There is no set definition of a hyperscale data centre, but the key is their size and capacity. The hyperscale model works with hundreds of individual servers which are made to operate together via a high-speed network. Their power capacity could exceed 100MW, compared with 2-10MW for conventional data centres, and they are substantially larger.
Only 24 companies operate hyperscale data centres and most are US-based, although China’s Tencent, Alibaba and Baidu are also included in this category.
Cisco’s Global Cloud Index predicts 25% annual growth in data centre traffic to 2021 and also predicts that hyperscale data centres, which account for 39% of traffic today, will account for 55% by 2021.
There were 338 hyperscale data centres worldwide in 2016, 30% in Asia. By 2021, the number will grow to 628, with 39% being in Asia, Cisco predicts. This means Asia will take over from North America as the biggest region for such facilities– inevitable given the continent’s population and rapidly increasing use of data.
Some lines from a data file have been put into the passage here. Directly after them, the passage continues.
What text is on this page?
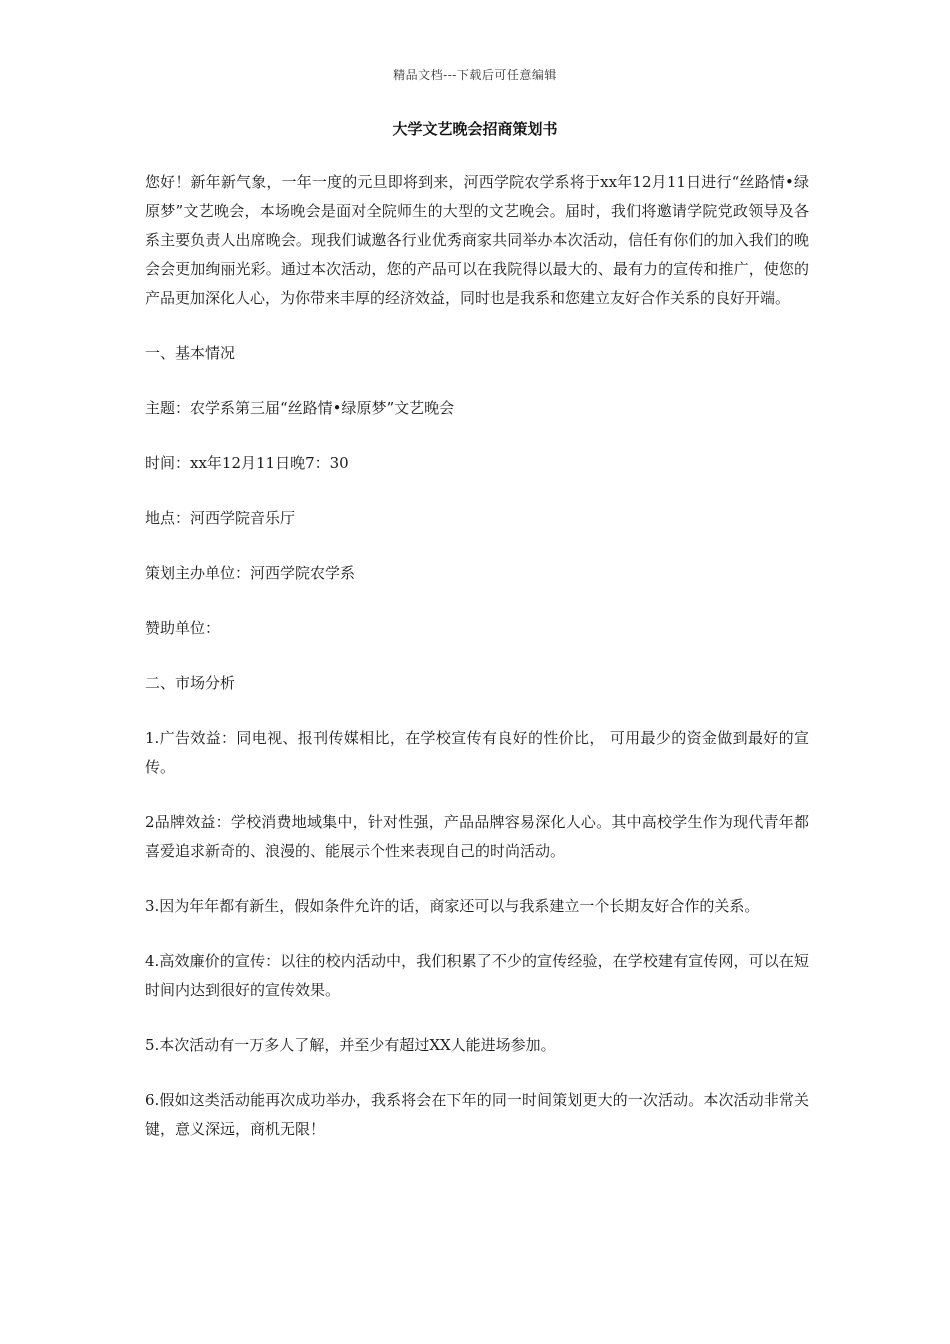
精品文档---下载后可任意编辑
大学文艺晚会招商策划书

您好！新年新气象，一年一度的元旦即将到来，河西学院农学系将于xx年12月11日进行“丝路情•绿原梦”文艺晚会，本场晚会是面对全院师生的大型的文艺晚会。届时，我们将邀请学院党政领导及各系主要负责人出席晚会。现我们诚邀各行业优秀商家共同举办本次活动，信任有你们的加入我们的晚会会更加绚丽光彩。通过本次活动，您的产品可以在我院得以最大的、最有力的宣传和推广，使您的产品更加深化人心，为你带来丰厚的经济效益，同时也是我系和您建立友好合作关系的良好开端。

一、基本情况

主题：农学系第三届“丝路情•绿原梦”文艺晚会

时间：xx年12月11日晚7：30

地点：河西学院音乐厅

策划主办单位：河西学院农学系

赞助单位：

二、市场分析

1.广告效益：同电视、报刊传媒相比，在学校宣传有良好的性价比， 可用最少的资金做到最好的宣传。

2品牌效益：学校消费地域集中，针对性强，产品品牌容易深化人心。其中高校学生作为现代青年都喜爱追求新奇的、浪漫的、能展示个性来表现自己的时尚活动。

3.因为年年都有新生，假如条件允许的话，商家还可以与我系建立一个长期友好合作的关系。

4.高效廉价的宣传：以往的校内活动中，我们积累了不少的宣传经验，在学校建有宣传网，可以在短时间内达到很好的宣传效果。

5.本次活动有一万多人了解，并至少有超过XX人能进场参加。

6.假如这类活动能再次成功举办，我系将会在下年的同一时间策划更大的一次活动。本次活动非常关键，意义深远，商机无限！
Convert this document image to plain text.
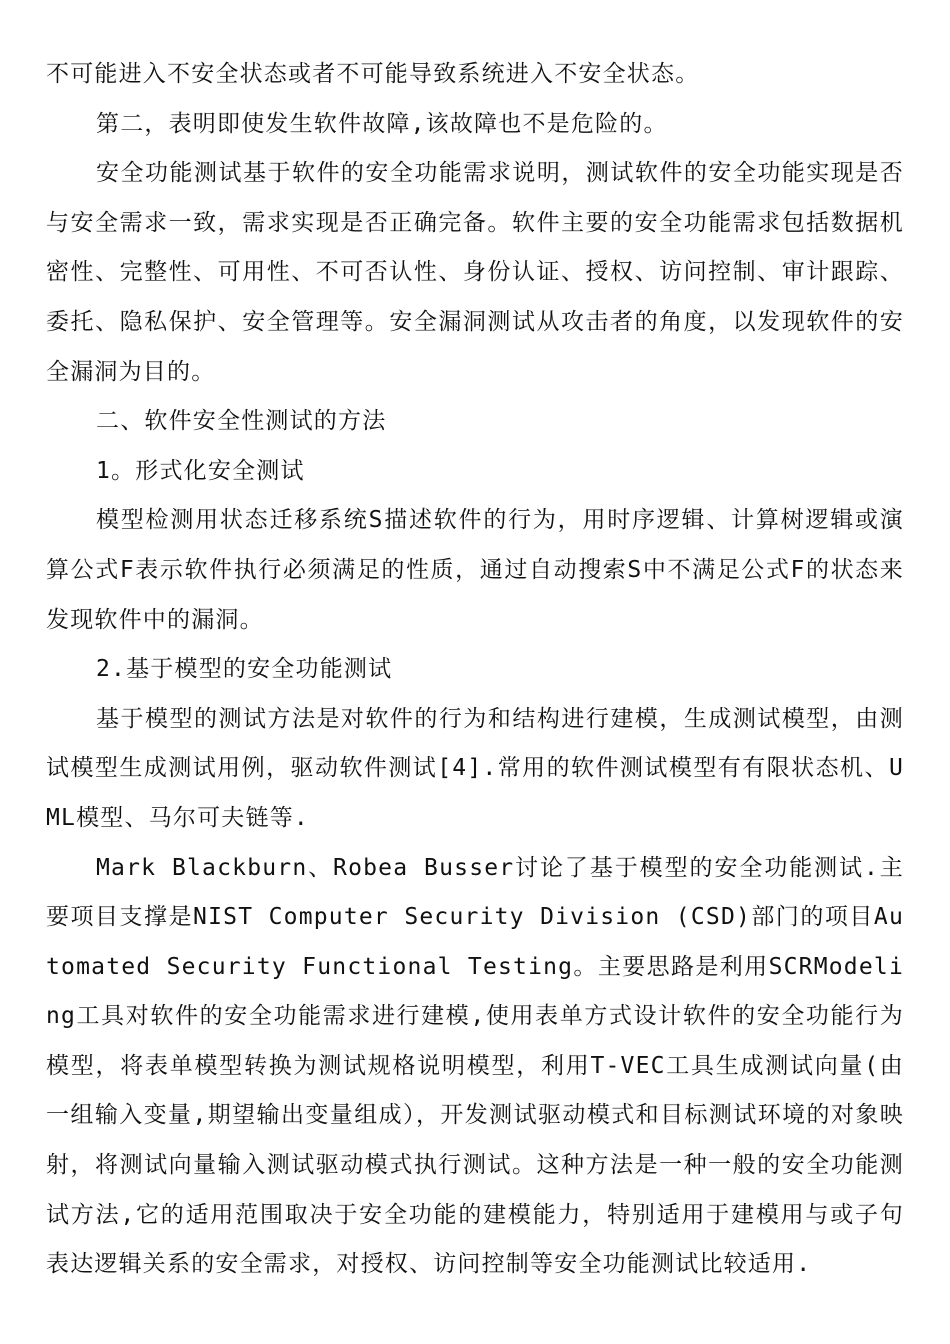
不可能进入不安全状态或者不可能导致系统进入不安全状态。

第二，表明即使发生软件故障,该故障也不是危险的。

安全功能测试基于软件的安全功能需求说明，测试软件的安全功能实现是否与安全需求一致，需求实现是否正确完备。软件主要的安全功能需求包括数据机密性、完整性、可用性、不可否认性、身份认证、授权、访问控制、审计跟踪、委托、隐私保护、安全管理等。安全漏洞测试从攻击者的角度，以发现软件的安全漏洞为目的。

二、软件安全性测试的方法

1。形式化安全测试

模型检测用状态迁移系统S描述软件的行为，用时序逻辑、计算树逻辑或演算公式F表示软件执行必须满足的性质，通过自动搜索S中不满足公式F的状态来发现软件中的漏洞。

2.基于模型的安全功能测试

基于模型的测试方法是对软件的行为和结构进行建模，生成测试模型，由测试模型生成测试用例，驱动软件测试[4].常用的软件测试模型有有限状态机、UML模型、马尔可夫链等.

Mark Blackburn、Robea Busser讨论了基于模型的安全功能测试.主要项目支撑是NIST Computer Security Division (CSD)部门的项目Automated Security Functional Testing。主要思路是利用SCRModeling工具对软件的安全功能需求进行建模,使用表单方式设计软件的安全功能行为模型，将表单模型转换为测试规格说明模型，利用T-VEC工具生成测试向量(由一组输入变量,期望输出变量组成），开发测试驱动模式和目标测试环境的对象映射，将测试向量输入测试驱动模式执行测试。这种方法是一种一般的安全功能测试方法,它的适用范围取决于安全功能的建模能力，特别适用于建模用与或子句表达逻辑关系的安全需求，对授权、访问控制等安全功能测试比较适用.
Due to a law which require China data to be stored in domestically-located and operated data centres, it is very much its own market; elsewhere in Asia developed markets are considerably ahead of emerging markets as locations for hyperscale data centres, as they offer the physical and legal infrastructure operators require.
For example, Facebook announced in September that it would construct a 150MW hyperscale data centre in Singapore. This 11-storey, 1.8m sq ft facility will serve users across South East Asia and India. Microsoft and Google have large data centres on the island and Mapletree Investments is currently constructing a $42m, 240,000 sq ft data centre, reportedly on behalf of a single tenant: Amazon Web Services.
Other markets in the region with potential to exploit the growth of hyperscale data centres are Australia and Japan, with Sydney and Tokyo the prime city markets. Hong Kong is also a major data centre location, but lack of land is set to be a constraining factor in its future growth.
Singapore, which also suffers land constraints, is investigating alternatives to conventional above ground data centres. These could include high-rise or underground facilities.